Die Proteste in Istanbul und Ankara gegen den autoritären und religiös geprägten Kurs der Regierung finden nicht hinten in der fernen Türkei statt, da, wo es uns nicht schert. Es ist schon fast Teil der deutschen Innenpolitik: Rund 2000 Moscheen in Deutschland sowie rund 1000 angegliederte Vereine und Sozialeinrichtungen der “Türkisch-Islamischen Union der Anstalt für Religion (DITIB)” unterstehen der dauerhaften Leitung, Kontrolle und Aufsicht des türkischen Religionsministeriums, das direkt beim Ministerpräsidialamt angegliedert ist. Von dort erfolgt Auswahl und Bezahlung der Prediger, die kurzzeitig nach Deutschland entsandt werden und kaum mit der Lebenswirklichkeit ihres neuen Umfelds in Kontakt treten können – schon weil sie nicht deutsch sprechen. So wird Traditionspflege betrieben und auf die Integrationsbereitschaft der drei Millionen Türken bis hin zur Rolle der Frau massiv pro-türkischer Einfluss genommen. Kritiker sehen in der DITIB den langen Arm des türkischen Ministerpräsidenten Recep Tayyip Erdogan und das Bemühen, die Migranten türkischer Herkunft in Deutschland abzukapseln, statt zu integrieren. Die Folge ist, dass es in vielen deutschen Moscheen und sich isolierenden Familien rückständiger zugeht als etwa im weltoffenen, modernen und dynamischen Istanbul; das zurückgebliebene südöstliche Anatolien erlebt eine Scheinblüte weit im Westen, in Duisburg-Rheinhausen, Berlin-Neukölln und in Köln-Ehrenfeld. Der Protest in Istanbul ist auch eine Chance für mehr Integration in Deutschland.

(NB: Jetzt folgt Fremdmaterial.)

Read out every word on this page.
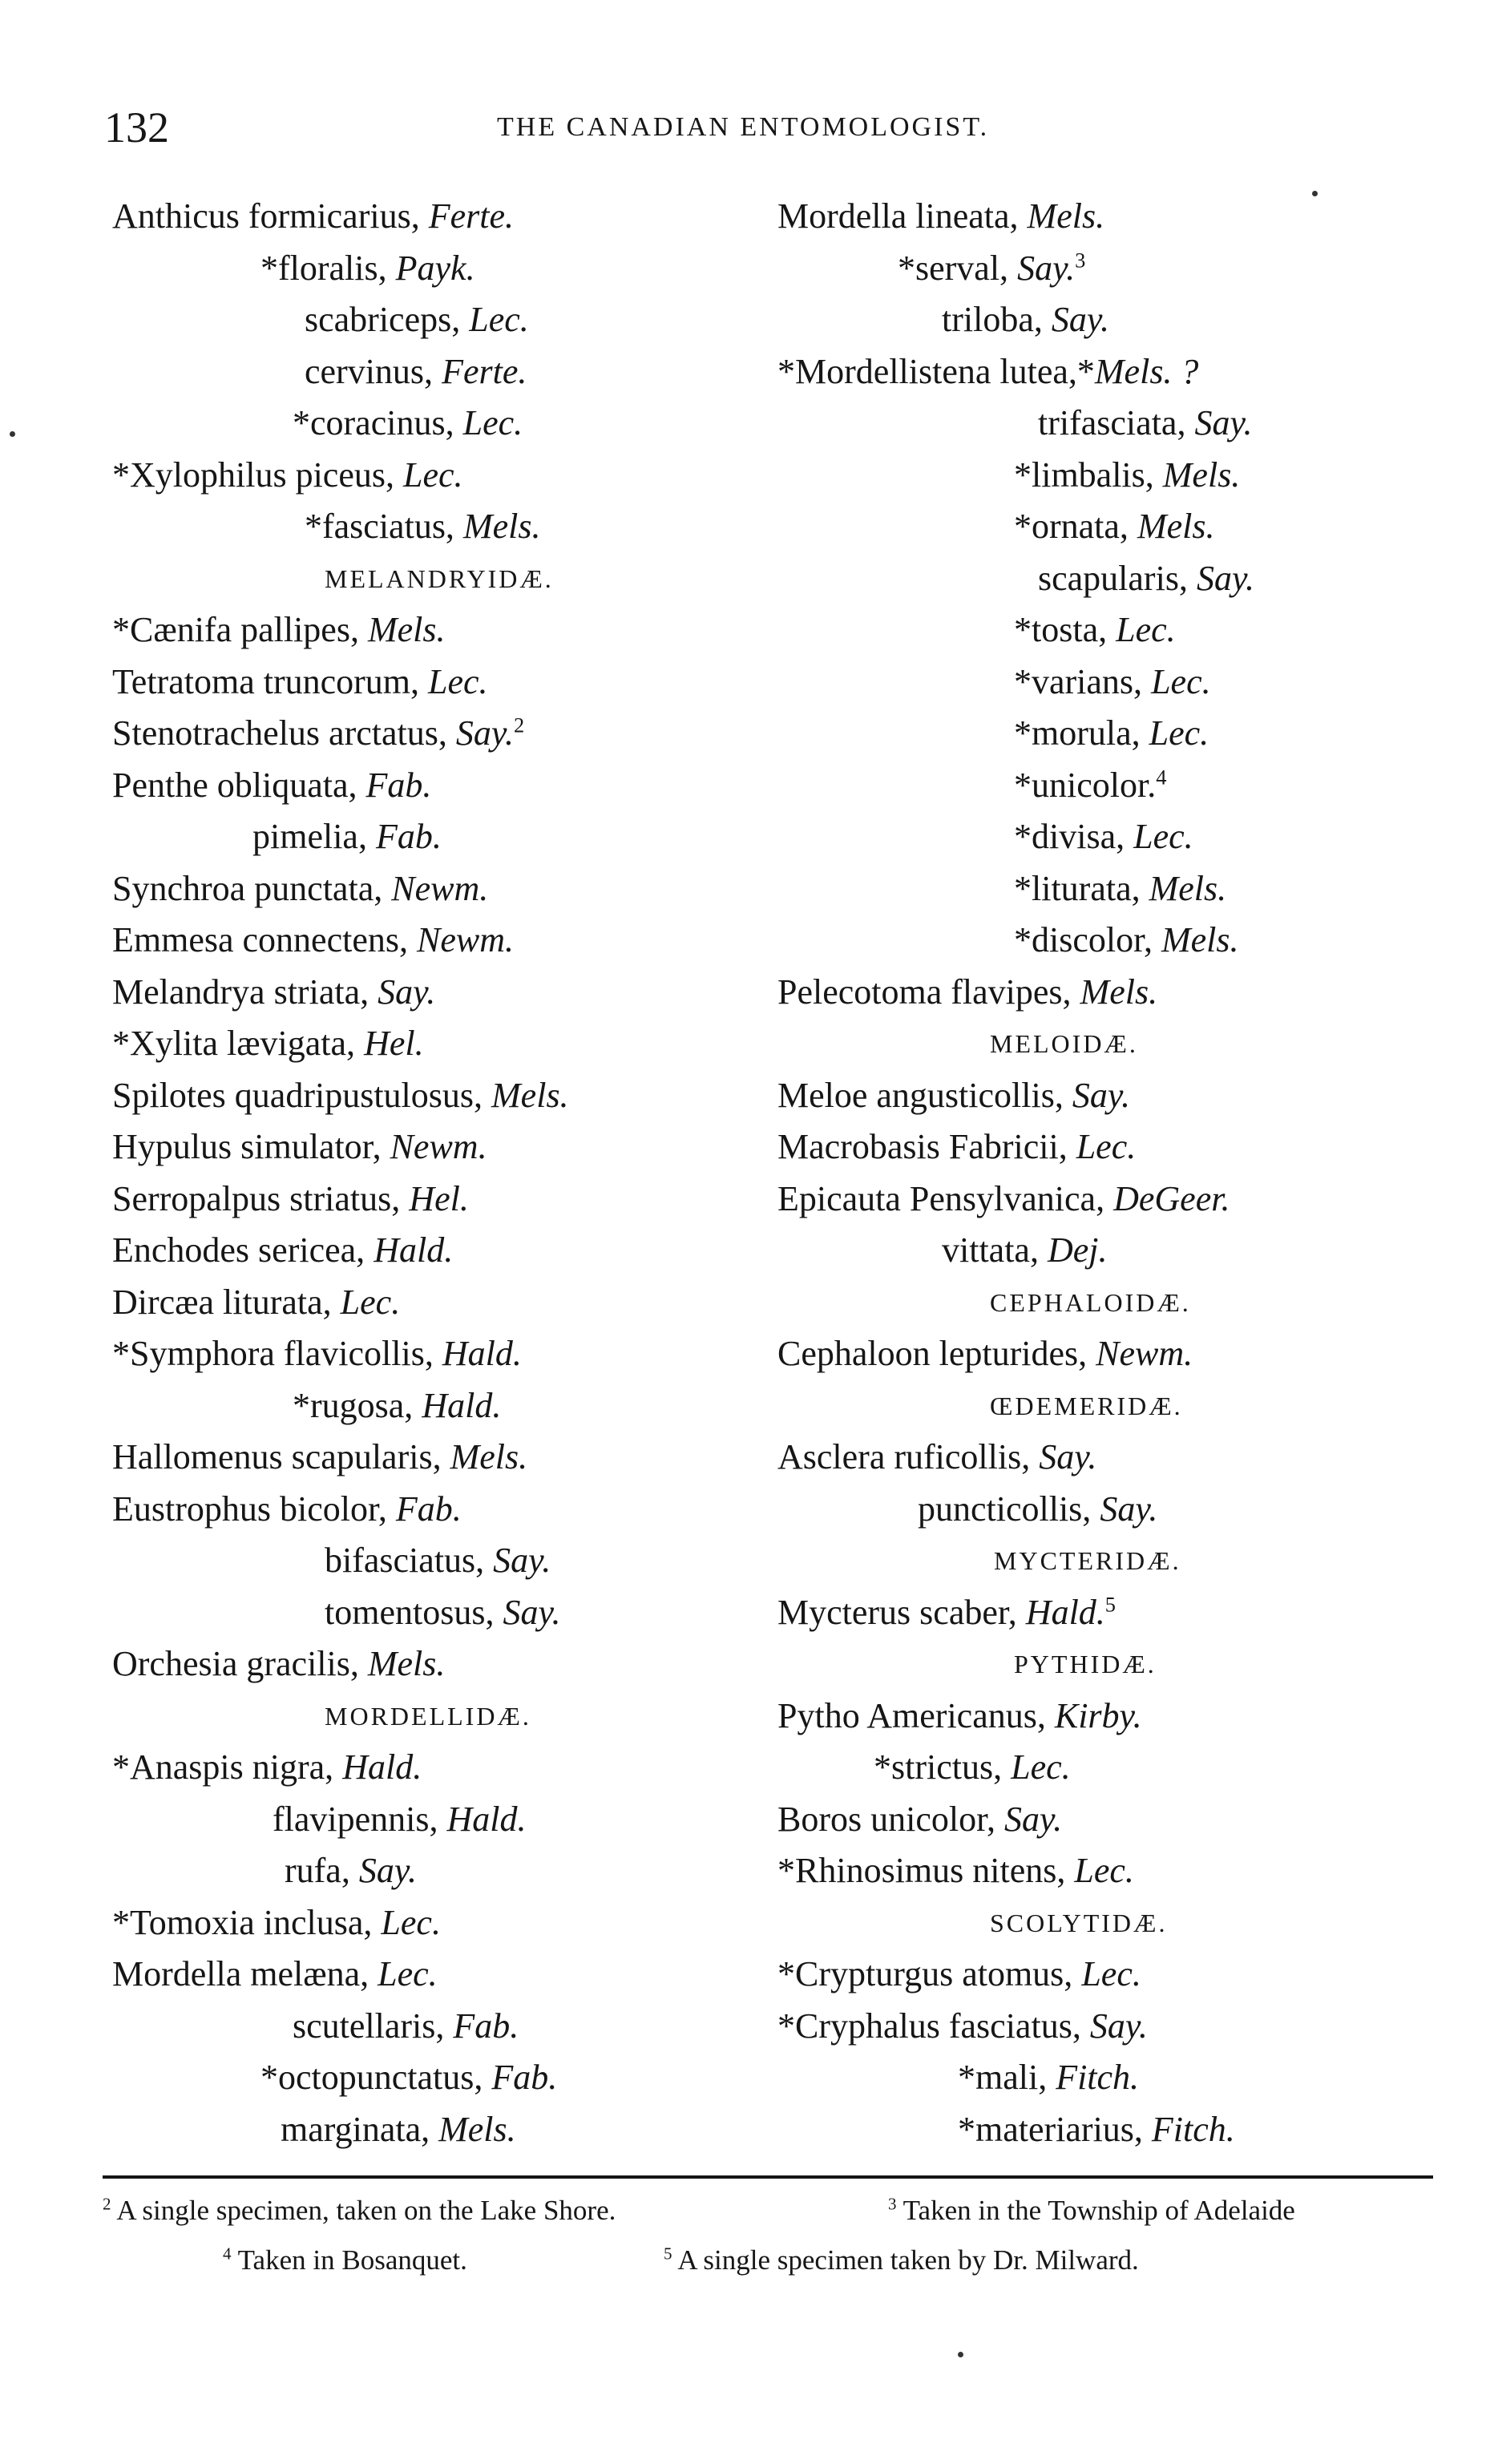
132	THE CANADIAN ENTOMOLOGIST.
Anthicus formicarius, Ferte.
*floralis, Payk.
scabriceps, Lec.
cervinus, Ferte.
*coracinus, Lec.
*Xylophilus piceus, Lec.
*fasciatus, Mels.
MELANDRYIDÆ.
*Cænifa pallipes, Mels.
Tetratoma truncorum, Lec.
Stenotrachelus arctatus, Say.$^2$
Penthe obliquata, Fab.
pimelia, Fab.
Synchroa punctata, Newm.
Emmesa connectens, Newm.
Melandrya striata, Say.
*Xylita lævigata, Hel.
Spilotes quadripustulosus, Mels.
Hypulus simulator, Newm.
Serropalpus striatus, Hel.
Enchodes sericea, Hald.
Dircæa liturata, Lec.
*Symphora flavicollis, Hald.
*rugosa, Hald.
Hallomenus scapularis, Mels.
Eustrophus bicolor, Fab.
bifasciatus, Say.
tomentosus, Say.
Orchesia gracilis, Mels.
MORDELLIDÆ.
*Anaspis nigra, Hald.
flavipennis, Hald.
rufa, Say.
*Tomoxia inclusa, Lec.
Mordella melæna, Lec.
scutellaris, Fab.
*octopunctatus, Fab.
marginata, Mels.
Mordella lineata, Mels.
*serval, Say.$^3$
triloba, Say.
*Mordellistena lutea,*Mels. ?
trifasciata, Say.
*limbalis, Mels.
*ornata, Mels.
scapularis, Say.
*tosta, Lec.
*varians, Lec.
*morula, Lec.
*unicolor.$^4$
*divisa, Lec.
*liturata, Mels.
*discolor, Mels.
Pelecotoma flavipes, Mels.
MELOIDÆ.
Meloe angusticollis, Say.
Macrobasis Fabricii, Lec.
Epicauta Pensylvanica, DeGeer.
vittata, Dej.
CEPHALOIDÆ.
Cephaloon lepturides, Newm.
ŒDEMERIDÆ.
Asclera ruficollis, Say.
puncticollis, Say.
MYCTERIDÆ.
Mycterus scaber, Hald.$^5$
PYTHIDÆ.
Pytho Americanus, Kirby.
*strictus, Lec.
Boros unicolor, Say.
*Rhinosimus nitens, Lec.
SCOLYTIDÆ.
*Crypturgus atomus, Lec.
*Cryphalus fasciatus, Say.
*mali, Fitch.
*materiarius, Fitch.
$^2$ A single specimen, taken on the Lake Shore.	$^3$ Taken in the Township of Adelaide
$^4$ Taken in Bosanquet.	$^5$ A single specimen taken by Dr. Milward.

Dabei ist Erdogans Politik nicht eindeutig. Da ist seine liberale Wirtschaftspolitik, die der Türkei innerhalb weniger Jahre Wachstum und Dynamik beschert hat, die viele Länder am Südrand der Europäischen Union alt aussehen lässt. Gleichzeitig versucht Erdogan eine religiöse Restauration, um so auf der Woge der Islamisierung mitzuschwimmen, die in vielen Nachbarländern vorherrschend wird. Mit autoritärer Politik will er seine persönliche Macht erhalten, mit der er Reformen weitertreibt und gleichzeitig die rückständigen Teile der islamischen Bevölkerung an sich bindet. Die Wahlerfolge scheinen ihm recht zu geben – er treibt die Türkei in die wirtschaftliche Moderne, ohne den zurückgebliebenen Teil des Landes zu verlieren.

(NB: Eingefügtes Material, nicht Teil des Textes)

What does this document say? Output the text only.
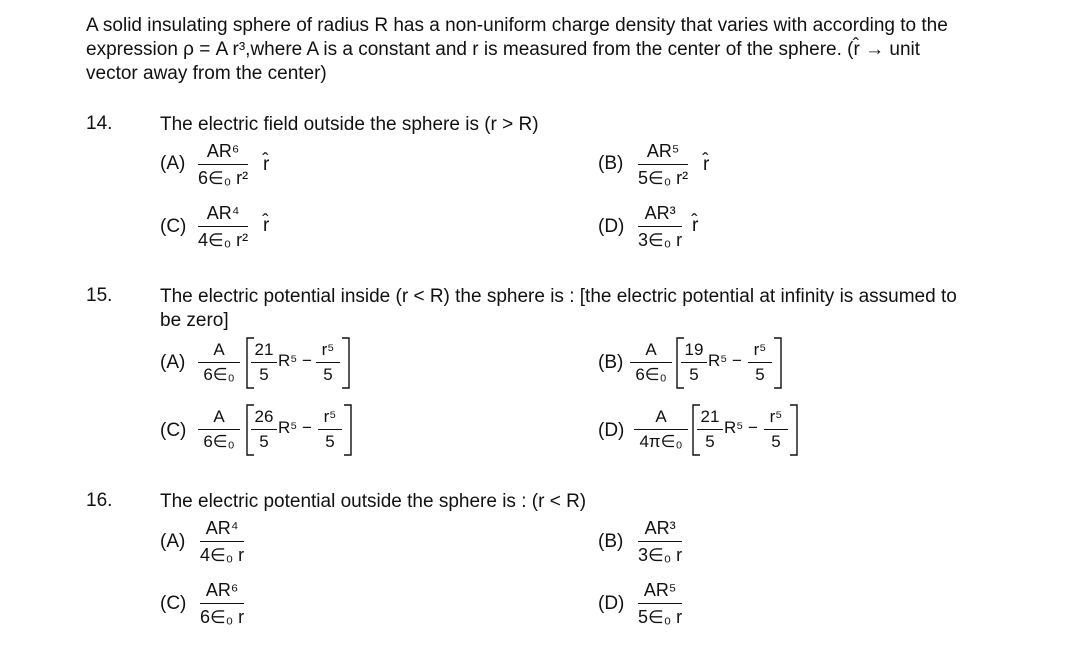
A solid insulating sphere of radius R has a non-uniform charge density that varies with according to the
expression ρ = A r³,where A is a constant and r is measured from the center of the sphere. (r̂ → unit
vector away from the center)
14.	The electric field outside the sphere is (r > R)
(A)
AR⁶
6∈₀ r²
r̂	(B)
AR⁵
5∈₀ r²
r̂
(C)
AR⁴
4∈₀ r²
r̂	(D)
AR³
3∈₀ r
r̂
15.	The electric potential inside (r < R) the sphere is : [the electric potential at infinity is assumed to
be zero]
(A)
A
6∈₀
21
5
R⁵ −
r⁵
5
(B)
A
6∈₀
19
5
R⁵ −
r⁵
5
(C)
A
6∈₀
26
5
R⁵ −
r⁵
5
(D)
A
4π∈₀
21
5
R⁵ −
r⁵
5
16.	The electric potential outside the sphere is : (r < R)
(A)
AR⁴
4∈₀ r
(B)
AR³
3∈₀ r
(C)
AR⁶
6∈₀ r
(D)
AR⁵
5∈₀ r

Es ist ein Phänomen, das auch mehr oder weniger ähnlich in Russland, China und Ländern Afrikas zu beobachten ist: Der Entfesselung der Märkte folgt aber die Befreiung der Menschen. Globalisierung und Liberalisierung der Wirtschaft infizieren die strukturkonservativen Gesellschaften. Mit dem wachsenden Wohlstand steigt auch eine neue Mittelschicht auf, die westliche Werte übernimmt: Sie wendet sich von traditionellen Strukturen und religiöser Bevormundung ab, fordert Teilhabe weit über demokratische Wahlen hinaus, verlangt Rechtssicherheit, Umweltschutz und Emanzipation. Es sind junge Menschen, gut ausgebildet, mit dem Verlangen nach dem individualistischen Lebensstil westlicher Prägung. Sie kommen aus der traditionellen Welt und sind kosmopolitisch vernetzt. Dass Erdogan jene verhaften lässt, die auf dem Kurznachrichtendienst Twitter Texte und Bilder “posten”, zeigt, wie brutal das alte polizeistaatliche Verlangen nach Kontrolle über Land und Leute mit einer neuen globalen Lebenswirklichkeit kollidiert. Chinas Internet-Polizei hat in diesen Tagen sogar jene Bilder verboten, die einen Mann, vor vier gigantischen Badewannen-Enten stehend, zeigt. Es ist eine Pop-Ikonografie, die sofort dechiffriert wird: Unter den Enten stecken die Panzer, die 1989 auf dem Platz des himmlischen Friedens die Studenten zu Tode walzten.

Nun kann Erdogan, wie Putin in Russland, den türkischen Aufbruch in die Moderne im Tränengas ersticken. Oder aber die bunte Türkei mit Istanbul als London des Orients und seinen westlichen Werten bricht sich Bahn. Diese Bahn führt übrigens direkt nach Europa und zur Aufnahme in die Europäische Union.